I'm the same way...what would get us out of working at home or the office? Probably only a "difference in kind", not in "degree", as the Workclub seems to offer. How could it offer something entirely different from working at home or in the office--rather than being a less-convenient imitation of each? I'd gladly drive to Emoryville for a truly different and inspiring work environment...
February 28, 2005 at 11:35am by James Ware
Charlie Grantham and I, co-founders of the Future of Work community, have acted as unpaid/informal advisors to Gate3 since well before it was launched last fall. It has been wonderfully exciting to see our original concept (modified somewhat to fit Gate3's situation) becoming a reality that could be tested in the real world.
Being students of innovation we too share in the sadness of seeing a good idea not succeeding. We've seen maybe a dozen or so similar experiments also go awry. No one we are aware of has yet gotten the recipe completely right.

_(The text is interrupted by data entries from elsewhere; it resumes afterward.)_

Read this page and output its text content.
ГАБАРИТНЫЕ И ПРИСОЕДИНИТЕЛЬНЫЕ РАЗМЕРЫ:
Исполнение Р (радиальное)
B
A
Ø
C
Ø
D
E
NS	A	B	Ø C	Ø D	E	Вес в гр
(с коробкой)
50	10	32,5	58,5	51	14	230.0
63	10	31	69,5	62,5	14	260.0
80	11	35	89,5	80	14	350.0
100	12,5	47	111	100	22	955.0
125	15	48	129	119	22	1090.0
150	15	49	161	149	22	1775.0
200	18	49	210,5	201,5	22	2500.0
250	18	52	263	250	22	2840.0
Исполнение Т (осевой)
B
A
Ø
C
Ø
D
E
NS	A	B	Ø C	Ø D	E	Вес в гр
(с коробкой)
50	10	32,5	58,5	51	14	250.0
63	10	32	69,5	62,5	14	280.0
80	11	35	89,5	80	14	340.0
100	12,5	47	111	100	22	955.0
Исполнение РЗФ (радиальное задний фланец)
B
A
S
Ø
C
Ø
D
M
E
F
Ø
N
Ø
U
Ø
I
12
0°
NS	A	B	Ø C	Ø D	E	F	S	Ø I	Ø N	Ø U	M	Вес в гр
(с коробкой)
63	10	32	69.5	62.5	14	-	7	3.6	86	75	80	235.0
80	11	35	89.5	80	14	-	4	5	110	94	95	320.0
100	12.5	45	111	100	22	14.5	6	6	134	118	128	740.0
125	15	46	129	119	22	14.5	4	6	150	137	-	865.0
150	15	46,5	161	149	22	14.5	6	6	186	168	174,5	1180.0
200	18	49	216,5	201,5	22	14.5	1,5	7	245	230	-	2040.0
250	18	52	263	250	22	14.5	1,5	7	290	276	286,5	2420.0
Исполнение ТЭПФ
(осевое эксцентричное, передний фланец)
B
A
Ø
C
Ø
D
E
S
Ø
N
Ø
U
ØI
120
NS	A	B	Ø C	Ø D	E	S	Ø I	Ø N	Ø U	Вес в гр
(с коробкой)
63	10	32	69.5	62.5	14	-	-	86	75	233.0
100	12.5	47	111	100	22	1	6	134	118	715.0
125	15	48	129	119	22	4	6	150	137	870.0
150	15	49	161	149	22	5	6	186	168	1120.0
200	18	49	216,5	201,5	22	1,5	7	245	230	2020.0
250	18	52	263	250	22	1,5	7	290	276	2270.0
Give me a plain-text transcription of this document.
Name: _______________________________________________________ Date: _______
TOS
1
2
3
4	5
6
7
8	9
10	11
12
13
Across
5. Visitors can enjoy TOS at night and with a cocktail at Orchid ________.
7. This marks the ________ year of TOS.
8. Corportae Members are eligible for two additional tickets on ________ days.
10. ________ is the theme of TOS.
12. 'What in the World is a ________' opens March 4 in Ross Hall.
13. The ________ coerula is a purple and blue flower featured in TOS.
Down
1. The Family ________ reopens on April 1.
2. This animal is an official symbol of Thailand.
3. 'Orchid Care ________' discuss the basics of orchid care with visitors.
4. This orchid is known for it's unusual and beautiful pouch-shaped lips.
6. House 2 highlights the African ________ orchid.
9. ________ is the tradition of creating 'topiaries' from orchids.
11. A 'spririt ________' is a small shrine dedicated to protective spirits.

But that doesn't mean the chefs should quit working on it.
Part of the secret, we believe, is putting a PROCESS in place that allows incremental and continuous experimentation and improvement--not just a one-shot try.
To stay with our cooking analogy, we believe that what is needed is a stew of knowledge, sound business processes, and environments (both social and physical) that encourage innovative behavior. And no one recipe (eg, business model)is going to be right for all locations and local workclubs.
The art of this is figuring out what is needed, and what will sell, in any given community with its own mix of local and national businesses, costs, facilities, and public transportation. Understanding the local context is an incredibly important key to making a venture like this work.
Those are the ingredients that enable local business enterprises to compete in a global knowledge environment. The Gate 3 experiment has given us a great deal more knowledge than we had last year, and we commend Neil Goldberg for his willingness to turn a concept into a real-world experiment.
Meanwhile, we continue to search for other locations and communities interested in creating new economy business community centers.